Étant donné que la carapace d’un homard n’est pas extensible, la mue est essentielle à sa croissance. Pendant sa première année, un homard pourra muer jusqu’à dix fois. À mesure qu’il vieillit, le homard mue moins souvent. Lorsqu’il atteint une certaine taille, il peut se passer plusieurs années avant qu’il ne change de carapace. Il faut environ six ans pour qu’un homard atteigne un poids d’environ 500 g (1 lb).

En prévision de la mue, un nouvel exosquelette commence à se former sous l’ancien. Les minéraux et le sang du vieil exosquelette sont éliminés, ce qui fait rétrécir la carapace. Quand un homard n’est plus qu’à quelques jours de la mue, son exosquelette est très mou et il est bleuté. Le homard absorbe alors une grande quantité d’eau, ce qui fait enfler l’exosquelette et exerce une pression sur la vieille carapace. Le homard se couche alors sur le côté et arque son corps qui prend la forme d’un V. Sur une période de plusieurs heures, le homard extirpera ses membres de la vieille carapace.

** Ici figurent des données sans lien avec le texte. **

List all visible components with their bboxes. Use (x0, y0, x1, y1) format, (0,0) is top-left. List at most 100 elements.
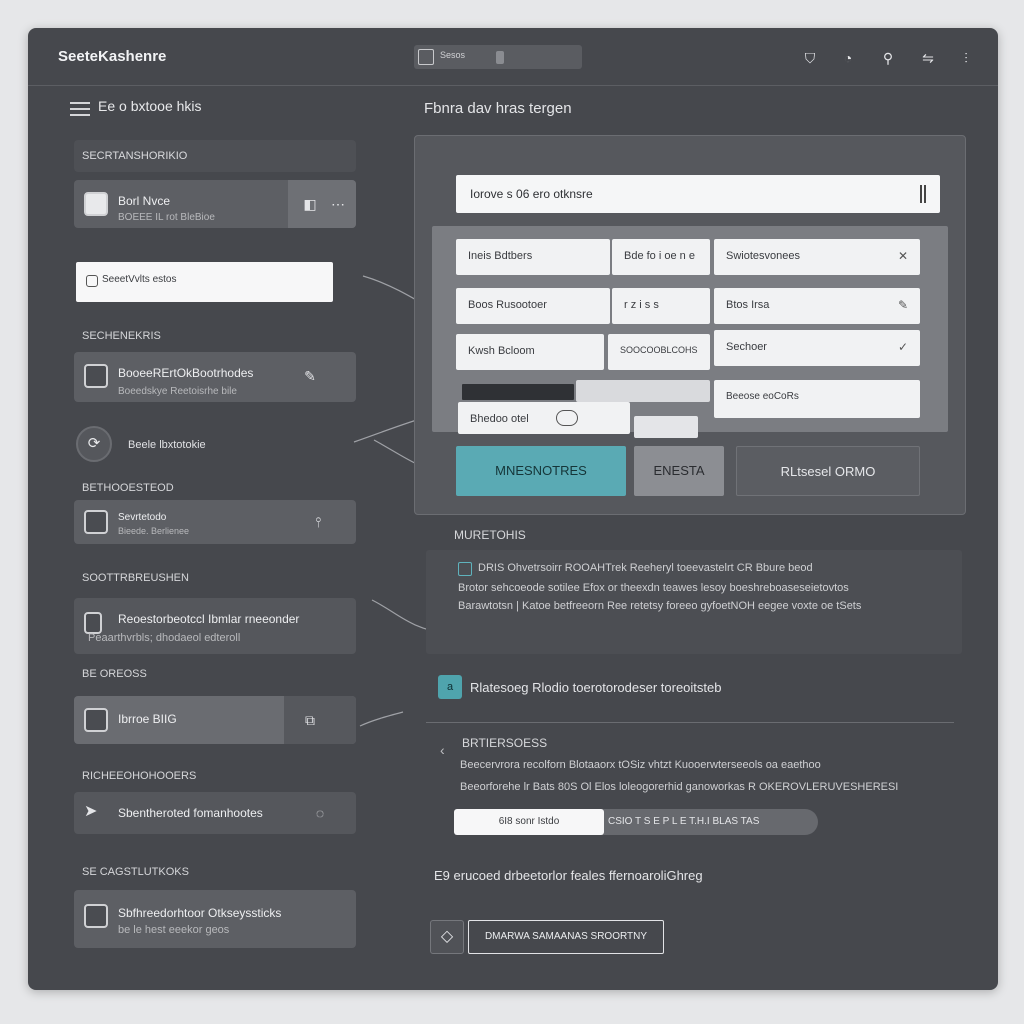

Les minéraux absorbés passent dans le sang et le liquide lymphatique, puis ils se redéposent dans la nouvelle carapace molle. Il faut plusieurs mois pour que la nouvelle carapace durcisse complètement.

Habitat du homard

On retrouve Homarus Americanus dans l’Atlantique du Nord depuis le Labrador jusqu’en Caroline du Nord. Il vit surtout dans la zone infralittorale, depuis l’espace intertidal jusqu’à des profondeurs de 480 mètres. La plupart des homards vivent dans quatre à cinquante mètres d’eau dans des aires rocheuses où ils peuvent se cacher dans des crevasses pour se protéger. Les larves de homard deviennent planctoniques pendant les cinq à six premières semaines de leur existence et elles vivent dans la colonne d’eau près de la surface. C’est là que les jeunes homards sont les plus susceptibles d’être dévorés par des prédateurs. On estime qu’aussi peu que 1/10e d’un pourcent survit passé ce stade. Au stade cinq, les homards coulent vers le fond de l’eau où il passeront le reste de leur vie. Bien qu’il bouge surtout en marchant (utilisant sa queue pour se propulser rapidement), le homard de l’Atlantique peut migrer sur une distance allant jusqu’à 15 kilomètres.